With college campuses all over the United States exploding with tent cities, vandalism, anti-Israel demonstrations and anti-Semitic slogans, a Michigan high school thought it would be a good idea to have students script a pro-Hamas side for a debate. A handout from the class says, “You will be playing the role of a pro-Hamas student debate organizer for a medium-sized college in the U.S.”

“This one wasn’t even close,” says Sheri Few, president of United States Parents Involved in Education (USPIE). “They were asking students to make arguments on behalf of a terrorist group. When you see Jewish college students afraid to attend classes, and lawless protesters taking over buildings and wrecking the end of the school year, it takes a special kind of tone deafness to ask teens to identify with pro-Hamas demonstrators.”

A leader in the fight to defend parental rights and government removal from education, USPIE awards the May “Millstone of the Month Award” to Sandy Creek High School in Sandy Creek, Michigan. The Millstone of the Month Award is given to the person or organization involved in government schools who has committed the most egregious acts against children.
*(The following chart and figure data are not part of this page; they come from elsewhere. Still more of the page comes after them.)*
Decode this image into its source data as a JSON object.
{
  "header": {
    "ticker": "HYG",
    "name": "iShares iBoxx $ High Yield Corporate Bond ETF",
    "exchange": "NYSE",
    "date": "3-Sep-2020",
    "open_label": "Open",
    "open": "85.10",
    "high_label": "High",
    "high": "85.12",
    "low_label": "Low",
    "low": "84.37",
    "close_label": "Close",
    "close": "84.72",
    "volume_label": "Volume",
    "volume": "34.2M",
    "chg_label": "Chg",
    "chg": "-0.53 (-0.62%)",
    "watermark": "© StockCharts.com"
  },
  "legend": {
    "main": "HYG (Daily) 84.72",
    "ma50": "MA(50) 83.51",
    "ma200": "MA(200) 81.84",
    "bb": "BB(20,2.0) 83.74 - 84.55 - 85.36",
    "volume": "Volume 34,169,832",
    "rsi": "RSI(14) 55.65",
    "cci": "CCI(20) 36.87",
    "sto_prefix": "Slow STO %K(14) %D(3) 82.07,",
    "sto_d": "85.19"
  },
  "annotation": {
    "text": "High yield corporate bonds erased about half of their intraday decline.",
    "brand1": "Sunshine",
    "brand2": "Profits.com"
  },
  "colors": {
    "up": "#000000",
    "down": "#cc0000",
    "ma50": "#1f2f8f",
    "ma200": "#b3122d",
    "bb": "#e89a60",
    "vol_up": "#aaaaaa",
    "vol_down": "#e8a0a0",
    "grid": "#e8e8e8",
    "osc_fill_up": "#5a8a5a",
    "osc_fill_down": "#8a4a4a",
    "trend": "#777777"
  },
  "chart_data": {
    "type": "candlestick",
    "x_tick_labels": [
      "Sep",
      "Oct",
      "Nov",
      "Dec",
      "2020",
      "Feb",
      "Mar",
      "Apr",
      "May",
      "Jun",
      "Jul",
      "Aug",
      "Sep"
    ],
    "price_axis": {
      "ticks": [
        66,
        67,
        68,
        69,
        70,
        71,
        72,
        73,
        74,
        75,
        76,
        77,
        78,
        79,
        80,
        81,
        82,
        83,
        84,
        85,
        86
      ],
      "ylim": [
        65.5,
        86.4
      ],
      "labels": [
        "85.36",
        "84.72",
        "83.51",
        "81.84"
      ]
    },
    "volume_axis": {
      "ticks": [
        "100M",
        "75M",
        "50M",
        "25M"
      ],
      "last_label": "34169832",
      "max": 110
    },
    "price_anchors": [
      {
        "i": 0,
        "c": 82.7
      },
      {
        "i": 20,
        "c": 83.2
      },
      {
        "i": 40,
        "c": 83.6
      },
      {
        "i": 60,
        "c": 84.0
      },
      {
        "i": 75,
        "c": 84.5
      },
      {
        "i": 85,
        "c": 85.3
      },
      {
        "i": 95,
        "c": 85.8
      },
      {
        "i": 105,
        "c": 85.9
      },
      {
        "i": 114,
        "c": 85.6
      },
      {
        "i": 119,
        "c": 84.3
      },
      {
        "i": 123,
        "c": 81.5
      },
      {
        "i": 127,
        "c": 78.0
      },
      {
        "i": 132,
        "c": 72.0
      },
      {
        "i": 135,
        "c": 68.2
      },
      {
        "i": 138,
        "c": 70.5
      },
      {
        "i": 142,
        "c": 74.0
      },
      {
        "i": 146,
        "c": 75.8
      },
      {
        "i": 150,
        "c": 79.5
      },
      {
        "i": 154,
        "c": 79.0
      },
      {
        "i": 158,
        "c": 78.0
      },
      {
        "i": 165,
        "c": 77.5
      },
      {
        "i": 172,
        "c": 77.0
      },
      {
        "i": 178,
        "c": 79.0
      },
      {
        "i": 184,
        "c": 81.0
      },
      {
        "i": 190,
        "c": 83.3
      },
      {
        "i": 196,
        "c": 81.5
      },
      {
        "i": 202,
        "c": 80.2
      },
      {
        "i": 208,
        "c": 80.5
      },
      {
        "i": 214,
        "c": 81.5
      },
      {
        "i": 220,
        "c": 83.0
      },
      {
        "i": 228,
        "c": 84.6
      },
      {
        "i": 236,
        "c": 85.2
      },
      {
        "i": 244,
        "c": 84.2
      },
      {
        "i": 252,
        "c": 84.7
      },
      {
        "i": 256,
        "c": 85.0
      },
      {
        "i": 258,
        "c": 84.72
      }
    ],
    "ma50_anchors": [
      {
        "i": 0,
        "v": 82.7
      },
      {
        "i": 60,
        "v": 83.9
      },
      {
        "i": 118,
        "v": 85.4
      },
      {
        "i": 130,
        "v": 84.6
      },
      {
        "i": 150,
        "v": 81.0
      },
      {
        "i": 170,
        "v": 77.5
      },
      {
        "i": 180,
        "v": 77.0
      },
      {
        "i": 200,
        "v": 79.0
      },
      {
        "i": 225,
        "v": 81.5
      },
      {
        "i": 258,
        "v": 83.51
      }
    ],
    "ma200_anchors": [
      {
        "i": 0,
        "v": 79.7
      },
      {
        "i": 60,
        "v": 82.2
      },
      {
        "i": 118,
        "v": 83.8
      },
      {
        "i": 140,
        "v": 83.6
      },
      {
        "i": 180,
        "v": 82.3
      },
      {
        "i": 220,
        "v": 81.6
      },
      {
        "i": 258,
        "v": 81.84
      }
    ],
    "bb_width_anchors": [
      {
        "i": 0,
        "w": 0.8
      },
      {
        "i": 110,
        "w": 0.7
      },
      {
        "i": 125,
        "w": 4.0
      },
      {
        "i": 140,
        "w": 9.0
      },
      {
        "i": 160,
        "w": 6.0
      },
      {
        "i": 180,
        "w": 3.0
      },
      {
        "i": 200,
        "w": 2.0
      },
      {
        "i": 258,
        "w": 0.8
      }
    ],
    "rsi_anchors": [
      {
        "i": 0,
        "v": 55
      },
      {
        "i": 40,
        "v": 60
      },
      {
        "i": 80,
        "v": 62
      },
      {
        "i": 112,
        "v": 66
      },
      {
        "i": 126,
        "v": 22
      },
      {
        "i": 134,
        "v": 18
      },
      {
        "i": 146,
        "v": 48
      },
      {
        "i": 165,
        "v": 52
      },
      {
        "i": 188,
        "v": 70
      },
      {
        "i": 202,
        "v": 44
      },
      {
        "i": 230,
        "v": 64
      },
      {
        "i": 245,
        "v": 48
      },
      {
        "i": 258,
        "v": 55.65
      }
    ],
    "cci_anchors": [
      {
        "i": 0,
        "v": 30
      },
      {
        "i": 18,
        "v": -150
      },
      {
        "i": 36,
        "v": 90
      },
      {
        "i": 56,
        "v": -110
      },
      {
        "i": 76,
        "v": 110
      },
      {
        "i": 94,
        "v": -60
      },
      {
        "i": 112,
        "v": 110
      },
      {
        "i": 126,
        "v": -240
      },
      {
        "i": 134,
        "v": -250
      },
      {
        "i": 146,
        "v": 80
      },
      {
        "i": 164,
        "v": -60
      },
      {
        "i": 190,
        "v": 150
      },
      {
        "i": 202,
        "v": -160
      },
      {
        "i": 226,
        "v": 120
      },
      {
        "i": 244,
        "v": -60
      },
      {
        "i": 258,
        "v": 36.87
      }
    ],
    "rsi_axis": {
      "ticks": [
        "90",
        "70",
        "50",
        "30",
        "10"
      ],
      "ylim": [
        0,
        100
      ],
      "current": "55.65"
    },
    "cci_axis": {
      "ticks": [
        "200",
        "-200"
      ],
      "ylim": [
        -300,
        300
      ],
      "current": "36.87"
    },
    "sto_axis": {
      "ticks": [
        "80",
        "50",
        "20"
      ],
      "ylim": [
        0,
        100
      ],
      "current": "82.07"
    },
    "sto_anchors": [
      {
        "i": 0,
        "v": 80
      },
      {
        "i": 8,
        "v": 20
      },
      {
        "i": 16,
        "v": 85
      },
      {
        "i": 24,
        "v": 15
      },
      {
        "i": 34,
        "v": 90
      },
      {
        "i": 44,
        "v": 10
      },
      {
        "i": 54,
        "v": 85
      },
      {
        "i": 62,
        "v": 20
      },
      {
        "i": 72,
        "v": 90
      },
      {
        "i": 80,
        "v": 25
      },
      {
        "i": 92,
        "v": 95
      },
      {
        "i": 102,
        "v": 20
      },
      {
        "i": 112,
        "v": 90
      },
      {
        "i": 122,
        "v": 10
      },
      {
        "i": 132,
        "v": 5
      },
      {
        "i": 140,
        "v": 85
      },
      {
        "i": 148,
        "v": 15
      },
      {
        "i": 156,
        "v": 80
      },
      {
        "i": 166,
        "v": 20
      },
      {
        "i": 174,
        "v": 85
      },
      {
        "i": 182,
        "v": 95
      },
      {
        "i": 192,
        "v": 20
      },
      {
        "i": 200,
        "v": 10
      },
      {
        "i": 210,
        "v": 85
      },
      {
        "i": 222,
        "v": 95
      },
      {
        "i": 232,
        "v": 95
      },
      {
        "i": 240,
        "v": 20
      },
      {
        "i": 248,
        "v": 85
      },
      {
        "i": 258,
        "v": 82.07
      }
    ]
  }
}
“This kind of thing illustrates how indoctrination at an impressionable age leads to anarchy, as shown through what is happening on college campuses today. If this is how government schools are preparing children for higher education, they will never be safe and education will never be restored to its roots,” Few said.

A student’s mother told a news outlet that a history instructor not only required students to defend the terrorist group but also turned down a request from her daughter to portray a pro-Israel student, according to the mother’s account.

The mother said she was also concerned about the age-appropriateness of such an assignment. “I mean a 14- and 15-year-old child we should never put them in a situation where they should be sympathizing with a terrorist organization’s mentality,” she told the news outlet.

Rep. Jamie Greene (R-Richmond) also told The Midwesterner that the assignment was inappropriate for students of an impressionable age.

“Schools should be focused on education, not politics,” Greene said. “Students should never be forced to advocate for beliefs that go against their conscience, especially on sensitive topics like religion or terrorism. Let’s get back to the basics of education: reading, writing, and arithmetic.”

United States Parents Involved in Education (USPIE) is a nonprofit, nationwide coalition that seeks to return education to its proper local roots and restore parental authority over their children’s education by helping parents and local communities to escape federal and other national influences. It is the vision of USPIE to create a culture where parents, empowered with the authority to choose what and how their children learn, are the undisputed primary educators of their children, where local schools operate in support of families, and where education is unencumbered by federal mandates.